The young Augsburg maiden, whom she thought she had bought out of the flames of purgatory, did not appear to her again, but the vagrant's child came all the more frequently, and whenever she showed herself she wailed and wept bitterly. Sweet little Juli's soul must now—whether it had been Juliane's or not—endure the tortures of purgatory, and this pierced Kuni's heart the more deeply the more affectionately she remembered the sickly-child.

Ever since she had used a black plaster, given to her at Singen by a quack, the stump of her foot had become sore again, and sharp pain tortured her so cruelly that, especially when the cough racked her emaciated body and she was jolted to and fro in the springless cart over stony roads, she was afraid that she should lose her reason.

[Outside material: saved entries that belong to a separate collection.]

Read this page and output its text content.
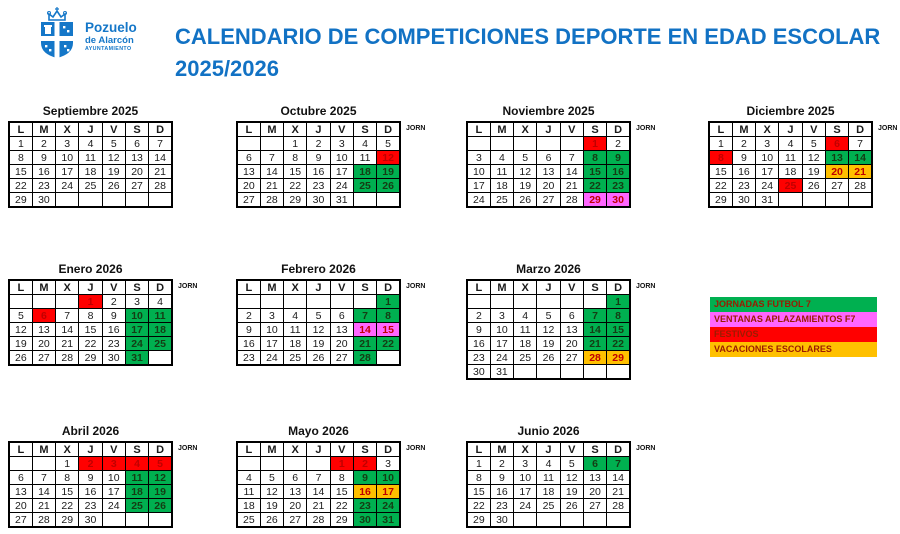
Pozuelo
de Alarcón
AYUNTAMIENTO
CALENDARIO DE COMPETICIONES DEPORTE EN EDAD ESCOLAR 2025/2026
Septiembre 2025
L	M	X	J	V	S	D
1	2	3	4	5	6	7
8	9	10	11	12	13	14
15	16	17	18	19	20	21
22	23	24	25	26	27	28
29	30					
Octubre 2025
L	M	X	J	V	S	D
		1	2	3	4	5
6	7	8	9	10	11	12
13	14	15	16	17	18	19
20	21	22	23	24	25	26
27	28	29	30	31		
JORN
Noviembre 2025
L	M	X	J	V	S	D
					1	2
3	4	5	6	7	8	9
10	11	12	13	14	15	16
17	18	19	20	21	22	23
24	25	26	27	28	29	30
JORN
Diciembre 2025
L	M	X	J	V	S	D
1	2	3	4	5	6	7
8	9	10	11	12	13	14
15	16	17	18	19	20	21
22	23	24	25	26	27	28
29	30	31				
JORN
Enero 2026
L	M	X	J	V	S	D
			1	2	3	4
5	6	7	8	9	10	11
12	13	14	15	16	17	18
19	20	21	22	23	24	25
26	27	28	29	30	31	
JORN
Febrero 2026
L	M	X	J	V	S	D
						1
2	3	4	5	6	7	8
9	10	11	12	13	14	15
16	17	18	19	20	21	22
23	24	25	26	27	28	
JORN
Marzo 2026
L	M	X	J	V	S	D
						1
2	3	4	5	6	7	8
9	10	11	12	13	14	15
16	17	18	19	20	21	22
23	24	25	26	27	28	29
30	31					
JORN
Abril 2026
L	M	X	J	V	S	D
		1	2	3	4	5
6	7	8	9	10	11	12
13	14	15	16	17	18	19
20	21	22	23	24	25	26
27	28	29	30			
JORN
Mayo 2026
L	M	X	J	V	S	D
				1	2	3
4	5	6	7	8	9	10
11	12	13	14	15	16	17
18	19	20	21	22	23	24
25	26	27	28	29	30	31
JORN
Junio 2026
L	M	X	J	V	S	D
1	2	3	4	5	6	7
8	9	10	11	12	13	14
15	16	17	18	19	20	21
22	23	24	25	26	27	28
29	30					
JORN
JORNADAS FUTBOL 7
VENTANAS APLAZAMIENTOS F7
FESTIVOS
VACACIONES ESCOLARES
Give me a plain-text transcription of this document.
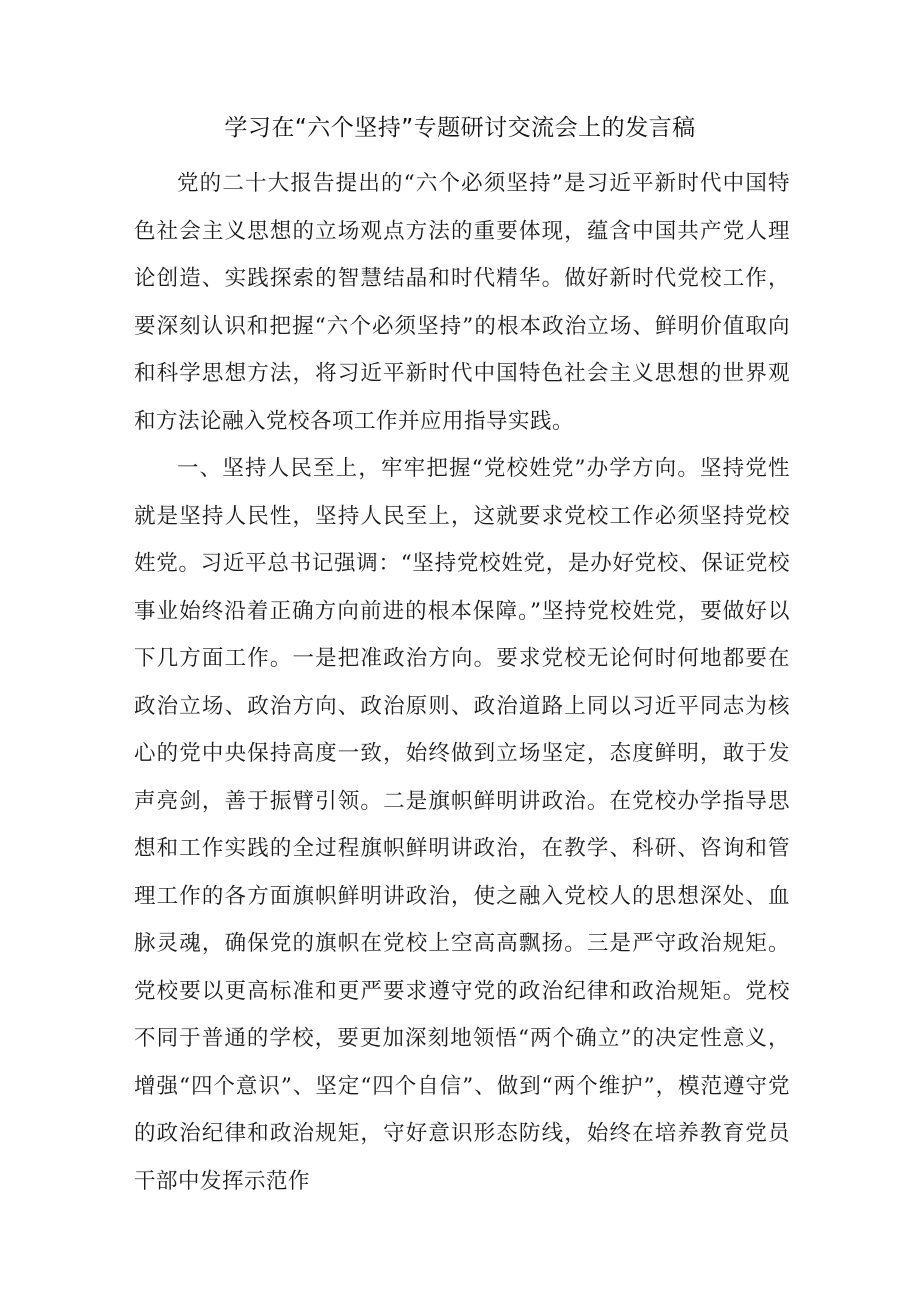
学习在“六个坚持”专题研讨交流会上的发言稿

党的二十大报告提出的“六个必须坚持”是习近平新时代中国特色社会主义思想的立场观点方法的重要体现，蕴含中国共产党人理论创造、实践探索的智慧结晶和时代精华。做好新时代党校工作，要深刻认识和把握“六个必须坚持”的根本政治立场、鲜明价值取向和科学思想方法，将习近平新时代中国特色社会主义思想的世界观和方法论融入党校各项工作并应用指导实践。

一、坚持人民至上，牢牢把握“党校姓党”办学方向。坚持党性就是坚持人民性，坚持人民至上，这就要求党校工作必须坚持党校姓党。习近平总书记强调：“坚持党校姓党，是办好党校、保证党校事业始终沿着正确方向前进的根本保障。”坚持党校姓党，要做好以下几方面工作。一是把准政治方向。要求党校无论何时何地都要在政治立场、政治方向、政治原则、政治道路上同以习近平同志为核心的党中央保持高度一致，始终做到立场坚定，态度鲜明，敢于发声亮剑，善于振臂引领。二是旗帜鲜明讲政治。在党校办学指导思想和工作实践的全过程旗帜鲜明讲政治，在教学、科研、咨询和管理工作的各方面旗帜鲜明讲政治，使之融入党校人的思想深处、血脉灵魂，确保党的旗帜在党校上空高高飘扬。三是严守政治规矩。党校要以更高标准和更严要求遵守党的政治纪律和政治规矩。党校不同于普通的学校，要更加深刻地领悟“两个确立”的决定性意义，增强“四个意识”、坚定“四个自信”、做到“两个维护”，模范遵守党的政治纪律和政治规矩，守好意识形态防线，始终在培养教育党员干部中发挥示范作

At Pforzheim a barber had examined the wound and, shaking his head, pronounced the black plaster a malignant blood poisoner, and when she refused to have the leg amputated, applied a yellow one, which proved no better. When Cyriax counted up his receipts in the evening, called to red-haired Gitta his favourite maxim, "Fools never die," and handed to her—Kuni—the larger brandy bottle to fill, she had often summoned up her courage and begged him to buy an indulgence for his sweet little Juli. The result was certain—she knew it from her own experience.

Shortly after the child's death he had thrust his hand into his purse more than once at such an appeal and given money for a few candles, but it had not been possible to persuade him to purchase the paper.

This refusal was by no means due to mere parsimony. Kuni knew what induced him to maintain his resistance so obstinately, for in her presence he had told pock-marked Ratz that he would not take the indulgence gratis. Wherever he might be, his family ought to go, and he did not wish to be anywhere that he would not find Juli.

He did not doubt the continued life of the soul after death, but precisely because he was sure that the gates of paradise would remain closed to him throughout eternity he would not help to open them for the dead child. When his imagination tortured him with fancies that mice and beetles were leaping and running out of his pockets and the breast of his doublet, he thought that his end was drawing near. If the devil then had power over his soul, his imps might drag him wherever they pleased, if only he might see little Juli there and hear her call "Baba" and "Father." It would lessen the tortures of hell, however severe they might be. Was it possible for him to conceive of any greater folly than to rob himself of this consolation by transporting the child, through the indulgence, to the kingdom of heaven, where he could never see her again. He had accumulated a goodly sum by begging, it is true, but, strangely enough, he did not think of purchasing salvation for himself in order to meet his child again in heaven, instead of amid the flames of purgatory. Though he had become as rich as the Fuggers, paradise, he knew, would still be closed to him. He was not fit for it.

He hated everybody who was rich and respectable. He would rather be with his child in the mire of hell than to go with her to a magnificent garden of paradise where swearing was forbidden, where there was no brandy and no highroad, and which offered only pleasures which were none to him.